Auch an diesem sonnigen Februartag ist das Café Berta wieder gut gefüllt. Eigentlich kann man es in der Sonne draußen gut aushalten. Trotzdem sind wieder viele in die „Einrichtung für alkoholkonsumierende Personen“, wie es im offiziellen Sprachgebrauch heißt, gekommen. Sie suchen das Gespräch, die Gemeinschaft oder einfach nur einen heißen Kaffee, den es hier umsonst gibt.
Das Berta stand seit seinem Bestehen immer wieder auf der Streichliste der Stadt
Die Flasche Bier müssen sie selbst mitbringen. Agnieszka Fach steht mittendrin in dem lauten Stimmgewirr an einem Stehtisch und unterhält sich mit einem Besucher. Es wird gescherzt und gelacht und wohl auch das eine oder andere ernste Wort gewechselt.
Die ehemalige Kneipe an der Ecke Nord- und Heroldstraße bietet auch Unterstützung bei der Schuldner- und Obdachlosenberatung sowie bei der Wohnungs- und Arbeitssuche. Eine der Aufgaben, der die Sozialpädagogin nun seit zwei Wochen nachgeht. Die Öffentlichkeitsarbeit ist auch eines ihrer Themen.
Und die ist wichtig: Immer wieder stand das Berta in seinem vierjährigen Bestehen auf der Streichliste der Stadt. Die Gefahr der Schließung ist erstmal wieder vom Tisch: Eine ungewöhnliche Koalition von Linken/Piraten, Grünen, FDP/Bürgerliste und CDU konnten die Schließung im Rat der Stadt erneut verhindern.
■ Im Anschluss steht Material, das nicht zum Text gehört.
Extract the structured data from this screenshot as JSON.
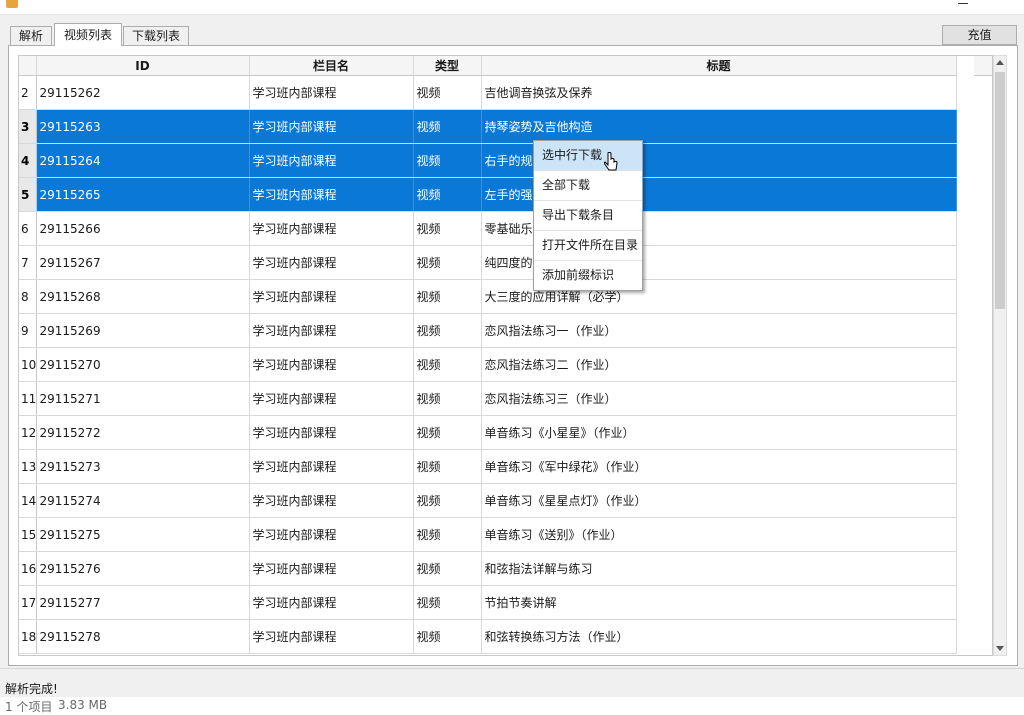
{
  "window": {
    "title": ""
  },
  "tabs": [
    {
      "label": "解析"
    },
    {
      "label": "视频列表"
    },
    {
      "label": "下载列表"
    }
  ],
  "toolbar": {
    "recharge_label": "充值"
  },
  "table": {
    "columns": [
      "",
      "ID",
      "栏目名",
      "类型",
      "标题"
    ],
    "rows": [
      {
        "num": "2",
        "id": "29115262",
        "column": "学习班内部课程",
        "type": "视频",
        "title": "吉他调音换弦及保养"
      },
      {
        "num": "3",
        "id": "29115263",
        "column": "学习班内部课程",
        "type": "视频",
        "title": "持琴姿势及吉他构造"
      },
      {
        "num": "4",
        "id": "29115264",
        "column": "学习班内部课程",
        "type": "视频",
        "title": "右手的规"
      },
      {
        "num": "5",
        "id": "29115265",
        "column": "学习班内部课程",
        "type": "视频",
        "title": "左手的强"
      },
      {
        "num": "6",
        "id": "29115266",
        "column": "学习班内部课程",
        "type": "视频",
        "title": "零基础乐"
      },
      {
        "num": "7",
        "id": "29115267",
        "column": "学习班内部课程",
        "type": "视频",
        "title": "纯四度的"
      },
      {
        "num": "8",
        "id": "29115268",
        "column": "学习班内部课程",
        "type": "视频",
        "title": "大三度的应用详解（必学）"
      },
      {
        "num": "9",
        "id": "29115269",
        "column": "学习班内部课程",
        "type": "视频",
        "title": "恋风指法练习一（作业）"
      },
      {
        "num": "10",
        "id": "29115270",
        "column": "学习班内部课程",
        "type": "视频",
        "title": "恋风指法练习二（作业）"
      },
      {
        "num": "11",
        "id": "29115271",
        "column": "学习班内部课程",
        "type": "视频",
        "title": "恋风指法练习三（作业）"
      },
      {
        "num": "12",
        "id": "29115272",
        "column": "学习班内部课程",
        "type": "视频",
        "title": "单音练习《小星星》（作业）"
      },
      {
        "num": "13",
        "id": "29115273",
        "column": "学习班内部课程",
        "type": "视频",
        "title": "单音练习《军中绿花》（作业）"
      },
      {
        "num": "14",
        "id": "29115274",
        "column": "学习班内部课程",
        "type": "视频",
        "title": "单音练习《星星点灯》（作业）"
      },
      {
        "num": "15",
        "id": "29115275",
        "column": "学习班内部课程",
        "type": "视频",
        "title": "单音练习《送别》（作业）"
      },
      {
        "num": "16",
        "id": "29115276",
        "column": "学习班内部课程",
        "type": "视频",
        "title": "和弦指法详解与练习"
      },
      {
        "num": "17",
        "id": "29115277",
        "column": "学习班内部课程",
        "type": "视频",
        "title": "节拍节奏讲解"
      },
      {
        "num": "18",
        "id": "29115278",
        "column": "学习班内部课程",
        "type": "视频",
        "title": "和弦转换练习方法（作业）"
      }
    ]
  },
  "context_menu": {
    "items": [
      "选中行下载",
      "全部下载",
      "导出下载条目",
      "打开文件所在目录",
      "添加前缀标识"
    ]
  },
  "status": {
    "message": "解析完成!",
    "item_count": "1 个项目",
    "item_size": "3.83 MB"
  },
  "colors": {
    "selection": "#0a78d7",
    "menu_hover": "#cce4f7"
  }
}
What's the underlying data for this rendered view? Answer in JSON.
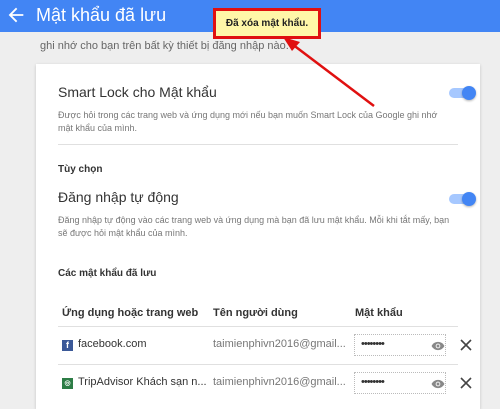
{
  "header": {
    "title": "Mật khẩu đã lưu",
    "bg_text_line1": "",
    "bg_text_line2": "ghi nhớ cho bạn trên bất kỳ thiết bị đăng nhập nào."
  },
  "smart_lock": {
    "title": "Smart Lock cho Mật khẩu",
    "description": "Được hỏi trong các trang web và ứng dụng mới nếu bạn muốn Smart Lock của Google ghi nhớ mật khẩu của mình.",
    "enabled": true
  },
  "options": {
    "heading": "Tùy chọn",
    "auto_signin_title": "Đăng nhập tự động",
    "auto_signin_description": "Đăng nhập tự động vào các trang web và ứng dụng mà bạn đã lưu mật khẩu. Mỗi khi tắt mấy, bạn sẽ được hỏi mật khẩu của mình.",
    "enabled": true
  },
  "saved_passwords": {
    "heading": "Các mật khẩu đã lưu",
    "columns": [
      "Ứng dụng hoặc trang web",
      "Tên người dùng",
      "Mật khẩu"
    ],
    "rows": [
      {
        "icon": "facebook-icon",
        "site": "facebook.com",
        "user": "taimienphivn2016@gmail...",
        "password": "••••••••"
      },
      {
        "icon": "tripadvisor-icon",
        "site": "TripAdvisor Khách sạn n...",
        "user": "taimienphivn2016@gmail...",
        "password": "••••••••"
      }
    ]
  },
  "toast": {
    "text": "Đã xóa mật khẩu."
  },
  "colors": {
    "accent": "#4285f4",
    "toast_bg": "#fff7a8",
    "highlight": "#e01010"
  }
}
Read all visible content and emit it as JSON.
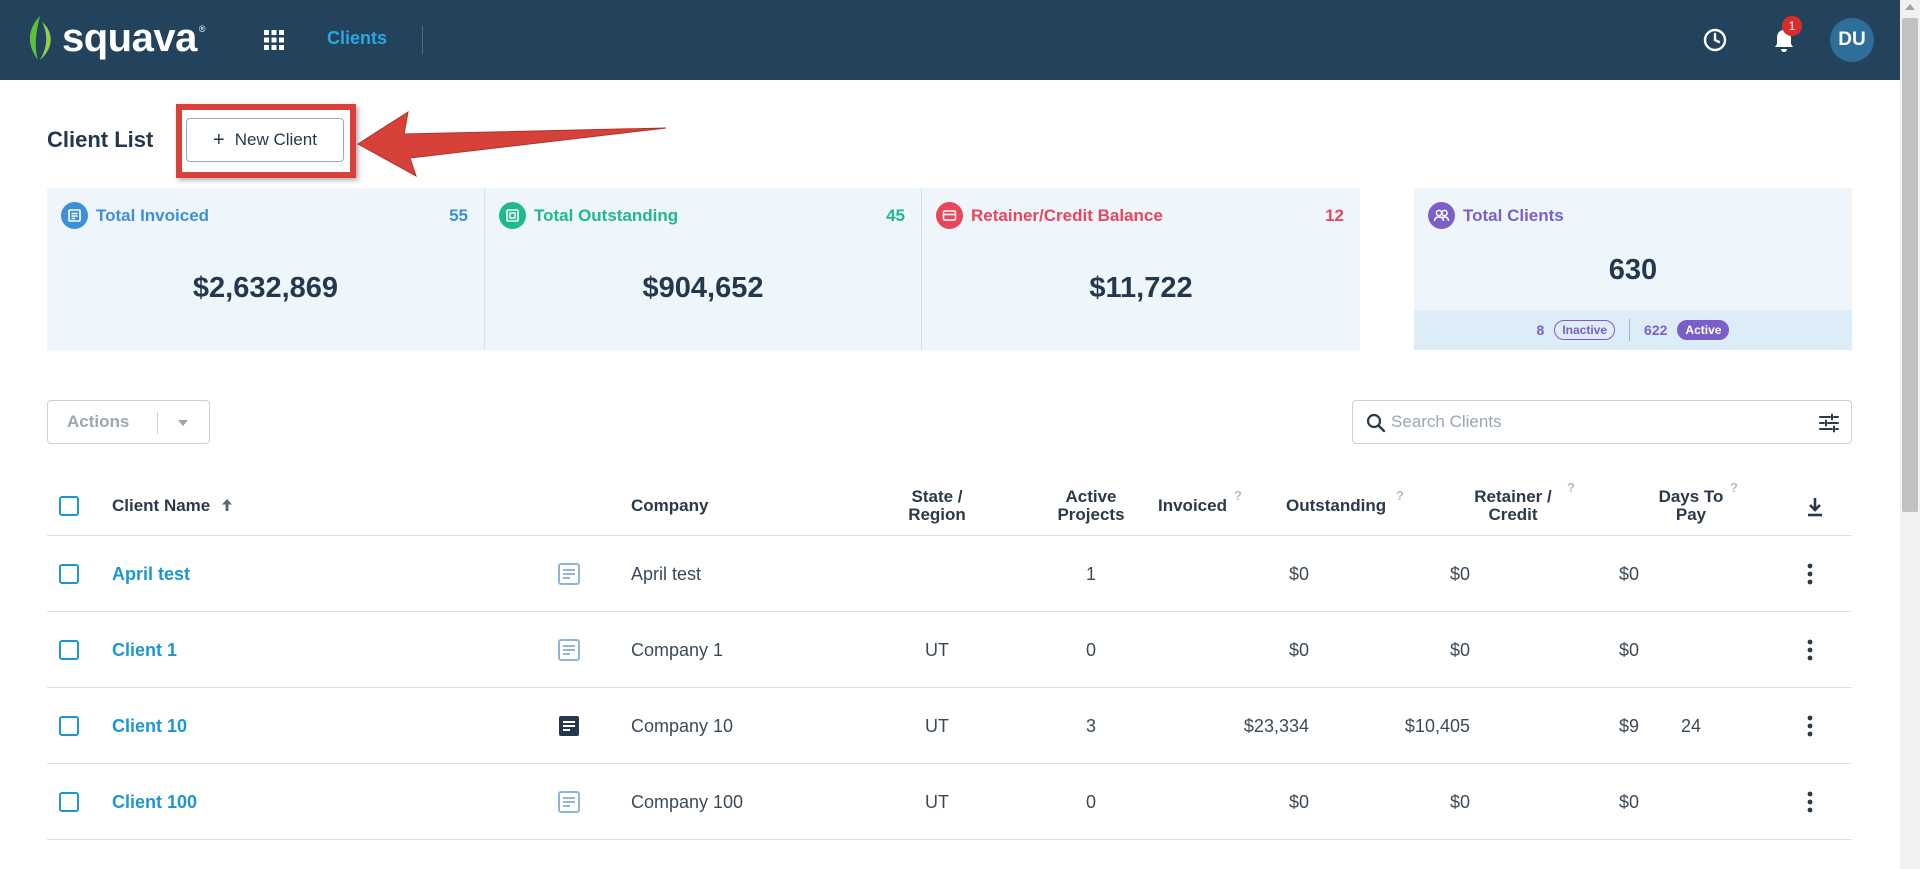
{
  "app": {
    "brand": "squava",
    "brand_reg": "®",
    "nav_clients": "Clients",
    "notification_count": "1",
    "avatar_initials": "DU"
  },
  "header": {
    "title": "Client List",
    "new_client_label": "New Client",
    "new_client_plus": "+"
  },
  "stats": [
    {
      "label": "Total Invoiced",
      "count": "55",
      "amount": "$2,632,869",
      "color": "#3f8fd8",
      "icon": "invoice-icon"
    },
    {
      "label": "Total Outstanding",
      "count": "45",
      "amount": "$904,652",
      "color": "#1fb98a",
      "icon": "outstanding-icon"
    },
    {
      "label": "Retainer/Credit Balance",
      "count": "12",
      "amount": "$11,722",
      "color": "#e8475b",
      "icon": "credit-card-icon"
    }
  ],
  "total_clients": {
    "label": "Total Clients",
    "count": "630",
    "inactive_count": "8",
    "inactive_label": "Inactive",
    "active_count": "622",
    "active_label": "Active",
    "color": "#7b5fc9",
    "icon": "people-icon"
  },
  "toolbar": {
    "actions_label": "Actions",
    "search_placeholder": "Search Clients"
  },
  "table": {
    "columns": {
      "client_name": "Client Name",
      "company": "Company",
      "state_1": "State /",
      "state_2": "Region",
      "active_1": "Active",
      "active_2": "Projects",
      "invoiced": "Invoiced",
      "outstanding": "Outstanding",
      "retainer_1": "Retainer /",
      "retainer_2": "Credit",
      "days_1": "Days To",
      "days_2": "Pay",
      "help": "?"
    },
    "rows": [
      {
        "name": "April test",
        "company": "April test",
        "state": "",
        "active": "1",
        "invoiced": "$0",
        "outstanding": "$0",
        "retainer": "$0",
        "days": "",
        "has_notes": false
      },
      {
        "name": "Client 1",
        "company": "Company 1",
        "state": "UT",
        "active": "0",
        "invoiced": "$0",
        "outstanding": "$0",
        "retainer": "$0",
        "days": "",
        "has_notes": false
      },
      {
        "name": "Client 10",
        "company": "Company 10",
        "state": "UT",
        "active": "3",
        "invoiced": "$23,334",
        "outstanding": "$10,405",
        "retainer": "$9",
        "days": "24",
        "has_notes": true
      },
      {
        "name": "Client 100",
        "company": "Company 100",
        "state": "UT",
        "active": "0",
        "invoiced": "$0",
        "outstanding": "$0",
        "retainer": "$0",
        "days": "",
        "has_notes": false
      }
    ]
  }
}
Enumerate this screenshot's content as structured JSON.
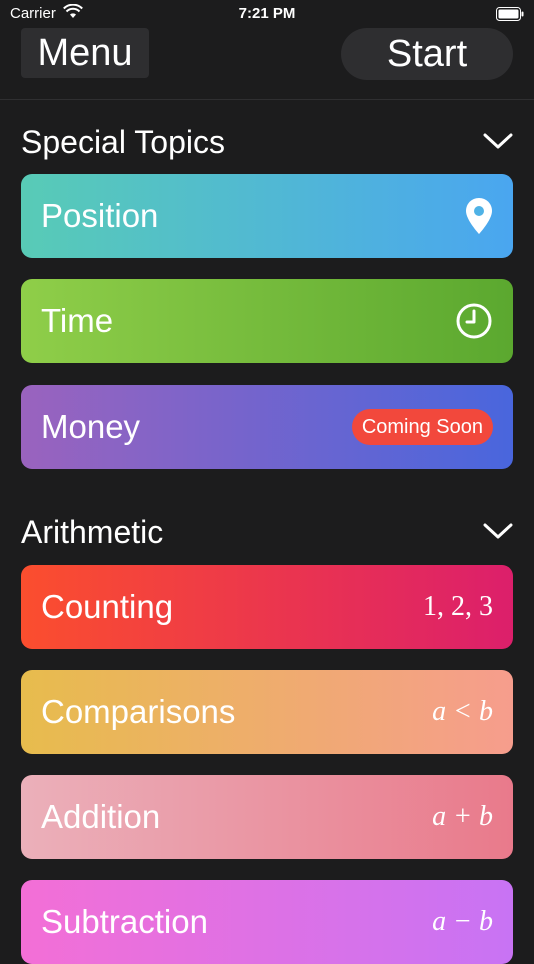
{
  "status_bar": {
    "carrier": "Carrier",
    "time": "7:21 PM"
  },
  "nav": {
    "menu_label": "Menu",
    "start_label": "Start"
  },
  "sections": [
    {
      "title": "Special Topics",
      "items": [
        {
          "label": "Position",
          "icon": "location-pin-icon"
        },
        {
          "label": "Time",
          "icon": "clock-icon"
        },
        {
          "label": "Money",
          "badge": "Coming Soon"
        }
      ]
    },
    {
      "title": "Arithmetic",
      "items": [
        {
          "label": "Counting",
          "formula": "1, 2, 3"
        },
        {
          "label": "Comparisons",
          "formula": "a < b"
        },
        {
          "label": "Addition",
          "formula": "a + b"
        },
        {
          "label": "Subtraction",
          "formula": "a − b"
        }
      ]
    }
  ],
  "colors": {
    "background": "#1c1c1d",
    "button": "#2e2e30",
    "badge": "#f2483c"
  }
}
Die Besucher des Café Berta begrüßten Agnieszka Fach mit Blumen am ersten Arbeitstag
Somit gibt es einen Arbeitsplatz für Agnieszka Fach in den nächsten eineinhalb Jahren: Sie Fach vertritt in dieser Zeit Viktoria Simon während ihrer Schwangerschaft und Mutterzeit. „Ich hatte auch andere Angebote“, sagt die Sozialpädagogin, „aber ich habe mich wegen des Nordstadtbezugs für das Berta entschieden.“
Seit zehn Jahren wohnt sie in der Nähe des Nordmarktes und fühlt sich wohl in der nördlichen Innenstadt. Sie schätzt das kulturelle Angebot im Stadtbezirk. Das Café Berta kannte sie bislang nur von außen.
Nun kennt sie es auch von innen und ist begeistert von ihrem ersten Job nach Beendigung des Studiums. „Man hat mir den Einstieg leicht gemacht“, schmunzelt sie, „an meinem ersten Tag empfingen mich die Besucher mit einem Strauß Blumen.“
Mittlerweile kommt es ihr so vor, als sei sie schon wesentlich länger dort beschäftig als drei Wochen. „Es läuft“, sagt Fach. Das kann auch ihr Chef, Thomas Thanscheidt bestätigen.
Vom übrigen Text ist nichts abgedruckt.